Thursday, March 5, 2009

To be

Today I was thinking about something I read ... something a friend of mine who is also a breast cancer survivor wrote.

She said, "Most days I wake up and don't even think about the fact that I had cancer. But some days I wake up and am gripped with fear that it has come back."

My sentiments exactly.

Most of the time I am feeling okay and despite the medicine I take that doesn't allow me to lose weight, and in spite of the fact that my energy level still isn't where I want it to be (that is, I am not superwoman), I can forget ... or not remember ... that I am a cancer survivor. Even in the morning when I stand in front of the mirror and see the absence of breasts. I can disconnect from the "cancer" and just see myself. Even when I put on the bra with the fake boobs, I can move beyond the cancer diagosis and concern myself with what outfit I will wear and how much time I have left before I am officially going to be late for work. Normal shit.

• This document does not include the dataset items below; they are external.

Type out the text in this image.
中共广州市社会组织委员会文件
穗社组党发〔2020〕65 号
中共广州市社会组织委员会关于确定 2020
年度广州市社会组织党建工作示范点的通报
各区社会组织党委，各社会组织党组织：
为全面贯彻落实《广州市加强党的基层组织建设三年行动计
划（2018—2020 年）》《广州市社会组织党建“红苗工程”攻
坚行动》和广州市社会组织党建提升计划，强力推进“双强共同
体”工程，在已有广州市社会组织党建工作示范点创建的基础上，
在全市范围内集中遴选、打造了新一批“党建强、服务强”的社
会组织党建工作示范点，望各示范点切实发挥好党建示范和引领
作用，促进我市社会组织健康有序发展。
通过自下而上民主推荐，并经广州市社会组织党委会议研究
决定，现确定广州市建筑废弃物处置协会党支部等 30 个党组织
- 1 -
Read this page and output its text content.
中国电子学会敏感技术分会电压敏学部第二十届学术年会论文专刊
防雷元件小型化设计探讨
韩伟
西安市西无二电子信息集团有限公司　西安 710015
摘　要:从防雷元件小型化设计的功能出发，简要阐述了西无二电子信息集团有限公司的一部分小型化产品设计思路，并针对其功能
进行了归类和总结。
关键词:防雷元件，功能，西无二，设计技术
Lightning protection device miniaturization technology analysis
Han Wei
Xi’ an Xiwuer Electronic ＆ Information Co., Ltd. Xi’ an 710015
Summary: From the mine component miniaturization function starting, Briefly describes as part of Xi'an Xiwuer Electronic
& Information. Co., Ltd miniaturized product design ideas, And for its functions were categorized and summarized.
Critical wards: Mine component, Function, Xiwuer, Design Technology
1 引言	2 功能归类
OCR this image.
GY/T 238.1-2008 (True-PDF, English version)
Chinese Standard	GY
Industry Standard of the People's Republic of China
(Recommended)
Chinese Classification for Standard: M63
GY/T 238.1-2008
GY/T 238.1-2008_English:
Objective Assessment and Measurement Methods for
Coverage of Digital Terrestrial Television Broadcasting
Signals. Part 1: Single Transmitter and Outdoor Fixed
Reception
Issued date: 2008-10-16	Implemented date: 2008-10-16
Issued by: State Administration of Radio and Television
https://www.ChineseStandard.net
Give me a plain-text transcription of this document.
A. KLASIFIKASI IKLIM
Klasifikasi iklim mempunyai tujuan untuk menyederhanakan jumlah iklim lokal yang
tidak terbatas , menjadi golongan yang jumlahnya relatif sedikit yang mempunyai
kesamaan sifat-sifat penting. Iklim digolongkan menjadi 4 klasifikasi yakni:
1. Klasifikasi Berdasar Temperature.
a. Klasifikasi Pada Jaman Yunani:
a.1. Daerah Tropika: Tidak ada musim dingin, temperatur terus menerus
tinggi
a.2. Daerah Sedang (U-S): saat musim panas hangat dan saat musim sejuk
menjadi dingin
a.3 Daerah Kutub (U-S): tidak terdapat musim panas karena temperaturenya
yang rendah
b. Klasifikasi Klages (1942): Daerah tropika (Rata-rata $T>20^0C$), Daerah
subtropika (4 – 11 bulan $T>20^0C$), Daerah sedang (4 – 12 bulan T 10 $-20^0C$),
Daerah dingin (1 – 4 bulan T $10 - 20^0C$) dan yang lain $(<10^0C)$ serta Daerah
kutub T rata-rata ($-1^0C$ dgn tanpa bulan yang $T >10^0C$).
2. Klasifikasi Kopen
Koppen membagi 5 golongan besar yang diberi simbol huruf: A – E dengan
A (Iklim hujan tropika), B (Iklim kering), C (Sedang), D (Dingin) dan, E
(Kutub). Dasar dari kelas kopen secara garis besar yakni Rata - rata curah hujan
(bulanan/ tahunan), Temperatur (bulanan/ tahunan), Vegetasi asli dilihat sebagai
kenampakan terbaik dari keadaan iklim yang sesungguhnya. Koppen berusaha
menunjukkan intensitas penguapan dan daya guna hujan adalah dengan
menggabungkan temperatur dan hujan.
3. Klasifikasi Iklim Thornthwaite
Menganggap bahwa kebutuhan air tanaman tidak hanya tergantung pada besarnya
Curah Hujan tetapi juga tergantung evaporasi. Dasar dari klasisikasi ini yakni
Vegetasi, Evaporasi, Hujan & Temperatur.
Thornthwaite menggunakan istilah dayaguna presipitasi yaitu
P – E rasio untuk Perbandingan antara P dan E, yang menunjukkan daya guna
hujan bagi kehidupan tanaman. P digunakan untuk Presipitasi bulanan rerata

There are those days though ... like today. I felt a lumpiness under my left arm where my lymphnodes are located. It's a little puffy. It's visible in the mirror when I raise my arms. It's probably nothing ... it happens. And I have a doctor's appointment on Tuesday, so I'll get it checked out. My doctor will probably tell me what she told me the last time I freaked out because of something I found under my arm or on my chest ... it's fat. Yes, that is what she said, that is what is was.

But nonetheless, this morning I had a meltdown. I realized for the trillionth time that I am a cancer survivor. I HAD cancer. In the past. Had. Done. Over. I'm a survivor. Now. And the fact is, there is no way to really know for sure if the cancer will come back. Maybe it will. Maybe it won't. Yet, I felt the urge to scream. Run away. Cry. Fold into a ball and hide in the corner. Fear. Gripping. Me.

I move forward. Breathing. I think ... what are my options? Besides crawling into a corner and folding into fetal position.

To be alive is to acknowledge the possibility ... the inevitability, really ... of dying. We all experience this, I think. I am sure I felt fleeting fear of death on more than one occasion in my life before breast cancer. After cancer, however, that fear really has a face. It's your own face. It's other people's faces. It's the cancer center waiting room. The chemo treatment room. The operating room. In fact, this fear of death isn't really rational, but it isn't irrational either. It just is. Cliche as it sounds, Hamlet (or William Shakespeare, as the case may be) had it right. The real question is, to be or not to be. And choosing to be means you understand that there will come a time that you will not be.

In the movie Shawshank Redemption, the main character says that there are two choices ... to get busy living, or to get busy dying.

I choose to get busy living. That's all I've got today.